Particle size is an important characteristic for many dosage forms. Stability, flowability, dissolution rate, and bioavailabilty are among the parameters affected by the size distribution of particles. Cirrus Pharmaceuticals, Inc. provides a wide range of services to meet our clients' particle sizing needs, from formulation development to in-line process monitoring to quality control and release of finished product. Our highly trained scientists carry out particle sizing method development, validation, and routine analysis under cGMP guidelines to address the complexities of technical and regulatory challenges.

Particle size reduction is often used to:

Cirrus has the staff and equipment to reduce compound particle size using a variety of milling machinery. Milling process development can be conducted and scaled-up at Cirrus, then transferred to a manufacturing facility as needed.

Laser diffraction is a rapid and highly reproducible means of determining the particle size distribution of powders, emulsions, suspensions, and sprays over a range of 0.1 µm to 1000 µm. A wide range of accessories and lenses allow us to sensitively measure particle and droplet size distributions of bulk powders and particulate products as well as emitted doses from devices such as metered dose inhalers, nasal sprays, and nebulizers. With dry dispersion and aqueous/non-aqueous wet dispersion capabilities, we have a wide range of options in optimizing a method for drug product or in-process samples. We have also perfected techniques for reducing sample size to the low milligram range for precious materials. With correctly optimized sample dispersion, method precision is typically in the 1% range. A Malvern Zetasizer is used for nanparticle (submicron) measurements.

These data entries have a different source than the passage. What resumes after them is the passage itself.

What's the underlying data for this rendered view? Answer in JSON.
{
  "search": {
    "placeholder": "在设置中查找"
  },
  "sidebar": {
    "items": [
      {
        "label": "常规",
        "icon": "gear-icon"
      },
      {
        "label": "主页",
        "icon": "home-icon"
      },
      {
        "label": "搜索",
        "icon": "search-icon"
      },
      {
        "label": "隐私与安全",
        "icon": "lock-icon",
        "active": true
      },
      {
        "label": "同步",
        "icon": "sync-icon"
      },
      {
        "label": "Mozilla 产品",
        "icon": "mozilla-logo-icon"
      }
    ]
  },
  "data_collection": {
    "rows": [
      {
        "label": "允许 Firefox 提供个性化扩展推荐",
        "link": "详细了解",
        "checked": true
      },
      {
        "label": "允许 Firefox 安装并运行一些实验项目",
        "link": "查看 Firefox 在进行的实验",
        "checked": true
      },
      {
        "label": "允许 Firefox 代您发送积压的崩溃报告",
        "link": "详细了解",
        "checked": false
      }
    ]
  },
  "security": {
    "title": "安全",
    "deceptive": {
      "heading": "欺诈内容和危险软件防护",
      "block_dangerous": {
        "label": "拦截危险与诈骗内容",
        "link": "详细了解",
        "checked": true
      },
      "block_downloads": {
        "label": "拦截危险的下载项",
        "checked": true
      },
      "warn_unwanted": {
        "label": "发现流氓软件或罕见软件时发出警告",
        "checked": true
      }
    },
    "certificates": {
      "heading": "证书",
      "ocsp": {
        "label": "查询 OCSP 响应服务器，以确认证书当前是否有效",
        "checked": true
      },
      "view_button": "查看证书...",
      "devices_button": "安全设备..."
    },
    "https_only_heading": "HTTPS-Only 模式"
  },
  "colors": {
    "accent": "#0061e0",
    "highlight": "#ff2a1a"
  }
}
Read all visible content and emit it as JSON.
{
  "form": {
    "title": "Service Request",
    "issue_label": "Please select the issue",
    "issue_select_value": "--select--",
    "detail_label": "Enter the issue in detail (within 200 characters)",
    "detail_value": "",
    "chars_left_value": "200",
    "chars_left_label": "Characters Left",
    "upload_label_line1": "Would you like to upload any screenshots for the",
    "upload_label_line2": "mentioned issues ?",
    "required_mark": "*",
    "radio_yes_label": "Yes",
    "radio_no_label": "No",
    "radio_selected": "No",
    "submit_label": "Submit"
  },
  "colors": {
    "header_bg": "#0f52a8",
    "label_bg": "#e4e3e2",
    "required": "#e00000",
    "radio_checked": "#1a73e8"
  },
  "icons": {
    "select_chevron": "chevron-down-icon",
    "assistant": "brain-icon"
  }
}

Inertial impaction methods are widely used to determine the aerodynamic particle size distribution of aerosols. Aerosol particles with sufficient inertia impact upon the collection stage while smaller particles follow the airflow out of the impaction region. Since each stage represents a discrete particle size range, a size distribution can be determined by assaying the drug particles collected on each stage.

Microscopy can be used as a stand-alone particle sizing method or as a complement to other methods. As an absolute method, it can be used to verify results from other methods; to differentiate between primary particles and aggregates; and to provide information on particle shape and morphology.